Renovation was the dominant activity at BT as we tackled deferred maintenance, remodeled some spaces and fixed things that broke. The biggest job was the roof (actually roofs). It took longer than planned but cost less than we had anticipated.

The chapel was the most visible job. Brighter lights, fresh paint and new carpet have created a cheerful multi-purpose space. Crosspoint sent large teams of volunteers on two occasions to paint the chapel, other do-it-yourself projects saved us thousands. Soon there will be new seats and sound system.

Other work included upgraded lighting in the gym and sanctuary and completion of the Brunnemann Building rehab.

The rehab of the Brunnemann facilitated the launch of our client choice food pantry. The program is mentoring-based and designed to help people become more self-sufficient. Other hunger fighting ministries include our free Agape meals on Wednesday nights and the summer feeding program which fed 180 children each day. In 2014, we received nearly $5000 in grants for our hunger fighting ministries from the Texas Baptist Hunger Offering, San Antonio Baptist Association Hunger Walk, and the Texas Baptist Missions Foundation. Additionally, the Fellowship of San Antonio, HIS Bridgebuilders, New Frontiers Charter School and Wendy's have provided clothes, food, paper products and toiletries.

Our children’s ministry enjoyed field trips to Magik Theater, the Rodeo, Morgan's Wonderland and Camp Zephyr. Vacation Bible School attracted a larger number of unsaved children than usual, resulting in 40 professions of faith.

BT youth were among the first groups to experience the inaugural year of BOUNCE mission camp. This BGCT program is a complete missions package that combines summer camp and disaster relief. One youth called it the best camp ever.

There were some memorable worship moments as well including the children's musical “Truth Works,” the Christmas cantata “Mary Did You Know?” and a special “Hanging of the Green” worship experience. Special guests included recording artist Eve Miller and the youth choir from FBC Kingfisher, Oklahoma. Guest preachers included author Tomi Grover, Mark Newton, Baylor's Director for Church Engagement, and Josue Valerio, BGCT's Director of Mission Mobilization.

The most important event of the year was the formation of the church council that meet for the first time on January 4. The church council puts the BT ministry leaders in the same place at the same time to plan ministry and coordinate efforts towards our goal of soul-winning.

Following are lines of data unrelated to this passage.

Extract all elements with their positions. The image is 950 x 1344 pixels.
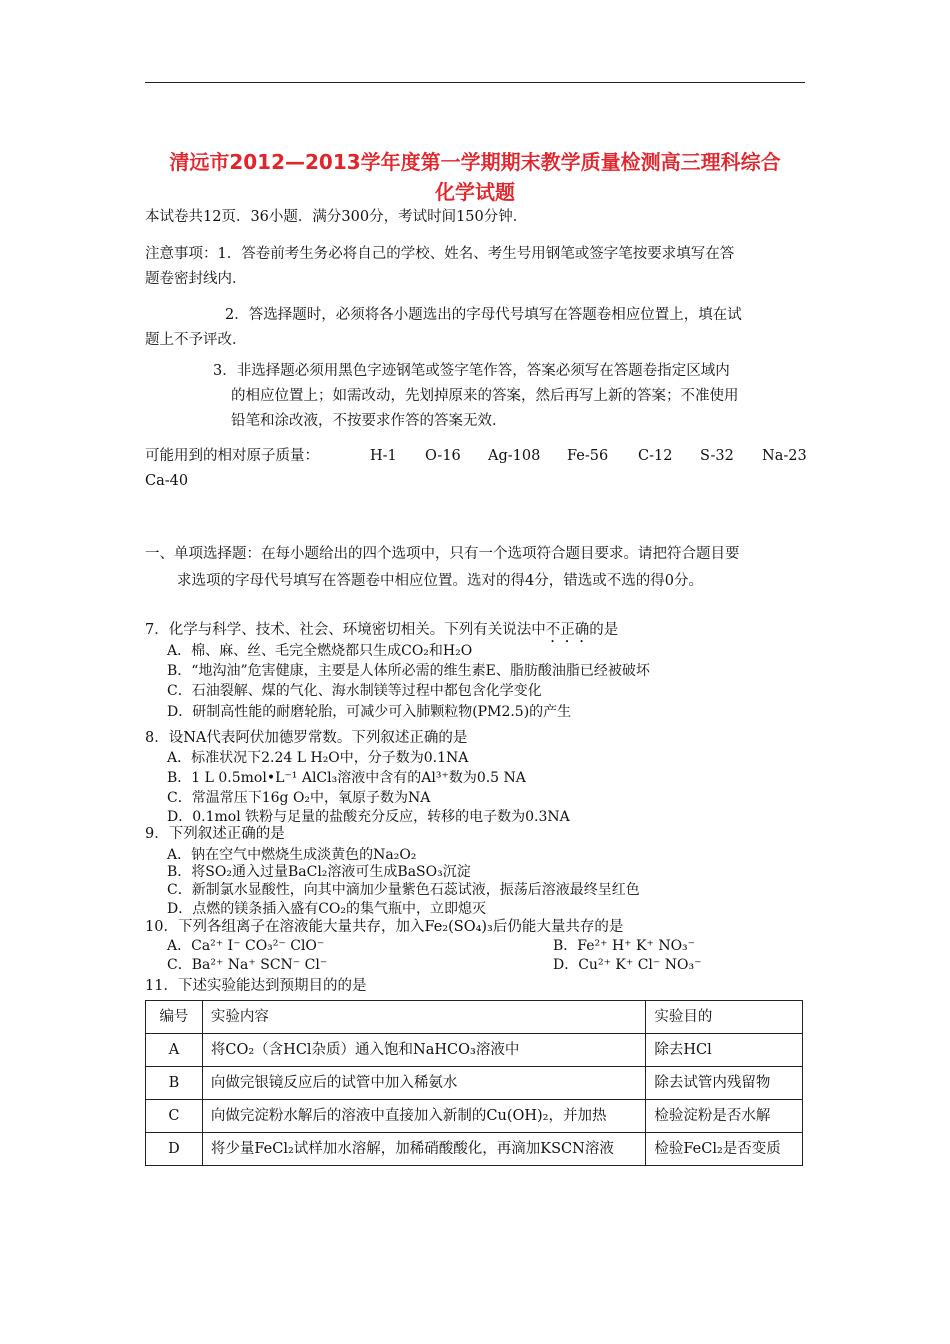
q10-stem: 10．下列各组离子在溶液能大量共存，加入Fe₂(SO₄)₃后仍能大量共存的是: [145, 919, 624, 935]
exam-title-line2: 化学试题: [435, 180, 515, 204]
note-2-line2: 题上不予评改．: [145, 332, 247, 348]
q7-stem-emphasis: 不正确: [545, 622, 590, 638]
q7-stem-post: 的是: [589, 622, 619, 638]
q9-option-a: A．钠在空气中燃烧生成淡黄色的Na₂O₂: [167, 847, 417, 863]
q7-option-d: D．研制高性能的耐磨轮胎，可减少可入肺颗粒物(PM2.5)的产生: [167, 704, 572, 720]
table-row: [146, 1067, 803, 1100]
q8-stem: 8．设NA代表阿伏加德罗常数。下列叙述正确的是: [145, 730, 468, 746]
section1-instructions-line2: 求选项的字母代号填写在答题卷中相应位置。选对的得4分，错选或不选的得0分。: [177, 573, 703, 589]
exam-intro: 本试卷共12页．36小题．满分300分，考试时间150分钟．: [145, 209, 528, 225]
q9-option-c: C．新制氯水显酸性，向其中滴加少量紫色石蕊试液，振荡后溶液最终呈红色: [167, 882, 640, 898]
q10-option-b: B．Fe²⁺ H⁺ K⁺ NO₃⁻: [553, 938, 696, 954]
q7-stem-pre: 7．化学与科学、技术、社会、环境密切相关。下列有关说法中: [145, 622, 546, 638]
note-3-line3: 铅笔和涂改液，不按要求作答的答案无效．: [231, 413, 507, 429]
exam-title-line1: 清远市2012—2013学年度第一学期期末教学质量检测高三理科综合: [169, 150, 781, 174]
q9-stem: 9．下列叙述正确的是: [145, 826, 285, 842]
atomic-mass-h: H-1: [370, 448, 397, 464]
row-content: 向做完银镜反应后的试管中加入稀氨水: [202, 1067, 646, 1100]
note-1-line2: 题卷密封线内．: [145, 271, 247, 287]
q11-experiment-table: [145, 1000, 803, 1166]
row-content: 将少量FeCl₂试样加水溶解，加稀硝酸酸化，再滴加KSCN溶液: [202, 1133, 646, 1166]
table-row: [146, 1100, 803, 1133]
row-purpose: 除去试管内残留物: [646, 1067, 803, 1100]
row-content: 向做完淀粉水解后的溶液中直接加入新制的Cu(OH)₂，并加热: [202, 1100, 646, 1133]
q10-option-d: D．Cu²⁺ K⁺ Cl⁻ NO₃⁻: [553, 957, 702, 973]
note-3-line1: 3．非选择题必须用黑色字迹钢笔或签字笔作答，答案必须写在答题卷指定区域内: [213, 363, 730, 379]
atomic-mass-ag: Ag-108: [488, 448, 541, 464]
q9-option-b: B．将SO₂通入过量BaCl₂溶液可生成BaSO₃沉淀: [167, 864, 471, 880]
row-content: 将CO₂（含HCl杂质）通入饱和NaHCO₃溶液中: [202, 1034, 646, 1067]
q8-option-d: D．0.1mol 铁粉与足量的盐酸充分反应，转移的电子数为0.3NA: [167, 809, 570, 825]
q11-stem: 11．下述实验能达到预期目的的是: [145, 978, 367, 994]
atomic-mass-fe: Fe-56: [567, 448, 609, 464]
header-id: 编号: [146, 1001, 203, 1034]
q10-option-a: A．Ca²⁺ I⁻ CO₃²⁻ ClO⁻: [167, 938, 325, 954]
row-id: B: [146, 1067, 203, 1100]
q9-option-d: D．点燃的镁条插入盛有CO₂的集气瓶中，立即熄灭: [167, 901, 487, 917]
q7-option-b: B．“地沟油”危害健康，主要是人体所必需的维生素E、脂肪酸油脂已经被破坏: [167, 663, 650, 679]
atomic-mass-na: Na-23: [762, 448, 807, 464]
note-1-line1: 注意事项：1．答卷前考生务必将自己的学校、姓名、考生号用钢笔或签字笔按要求填写在答: [145, 246, 735, 262]
q7-option-a: A．棉、麻、丝、毛完全燃烧都只生成CO₂和H₂O: [167, 643, 473, 659]
note-3-line2: 的相应位置上；如需改动，先划掉原来的答案，然后再写上新的答案；不准使用: [231, 388, 739, 404]
row-purpose: 检验淀粉是否水解: [646, 1100, 803, 1133]
atomic-mass-label: 可能用到的相对原子质量：: [145, 448, 319, 464]
header-rule: [145, 82, 805, 83]
row-id: A: [146, 1034, 203, 1067]
table-header-row: [146, 1001, 803, 1034]
atomic-mass-s: S-32: [700, 448, 734, 464]
atomic-mass-c: C-12: [638, 448, 673, 464]
header-content: 实验内容: [202, 1001, 646, 1034]
table-row: [146, 1034, 803, 1067]
table-row: [146, 1133, 803, 1166]
atomic-mass-o: O-16: [425, 448, 461, 464]
q8-option-a: A．标准状况下2.24 L H₂O中，分子数为0.1NA: [167, 750, 469, 766]
q10-option-c: C．Ba²⁺ Na⁺ SCN⁻ Cl⁻: [167, 957, 328, 973]
header-purpose: 实验目的: [646, 1001, 803, 1034]
row-id: D: [146, 1133, 203, 1166]
row-purpose: 检验FeCl₂是否变质: [646, 1133, 803, 1166]
q8-option-c: C．常温常压下16g O₂中，氧原子数为NA: [167, 790, 431, 806]
q8-option-b: B．1 L 0.5mol•L⁻¹ AlCl₃溶液中含有的Al³⁺数为0.5 NA: [167, 770, 526, 786]
note-2-line1: 2．答选择题时，必须将各小题选出的字母代号填写在答题卷相应位置上，填在试: [225, 307, 742, 323]
row-purpose: 除去HCl: [646, 1034, 803, 1067]
atomic-mass-ca: Ca-40: [145, 473, 189, 489]
row-id: C: [146, 1100, 203, 1133]
q7-option-c: C．石油裂解、煤的气化、海水制镁等过程中都包含化学变化: [167, 683, 542, 699]
section1-instructions-line1: 一、单项选择题：在每小题给出的四个选项中，只有一个选项符合题目要求。请把符合题目要: [145, 546, 740, 562]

Last year was a turning point. It takes ten years for an organization to turn around and we are halfway there. Lessons of the past five years were implemented in 2014 as a foundation for future growth. Some of our endeavors fell flat but a few showed spectacular results.

I expect that 2015 will be a year of tremendous growth. Seeds that we have planted will soon start bearing fruit.

Three key areas for 2015:
  1. Our worship planning team is tasked with creating several worship experiences throughout the year that will attract our casual attenders and make first time attenders want to return.
  2. We will be hosting the Texas Deaf Church Conference and the Bi-vocational/Small Church Conference. Two other conferences are in the negotiation process.
  3. This summer we will offer an urban missions experience, Our partners include the Baptist General Convention of Texas and a growing number of local churches and ministries

I can see God's hand guiding us. He opens doors to new relationships and closes others that would not have worked in the interest of building His Kingdom. He has provided us with resources and friends as He builds His church.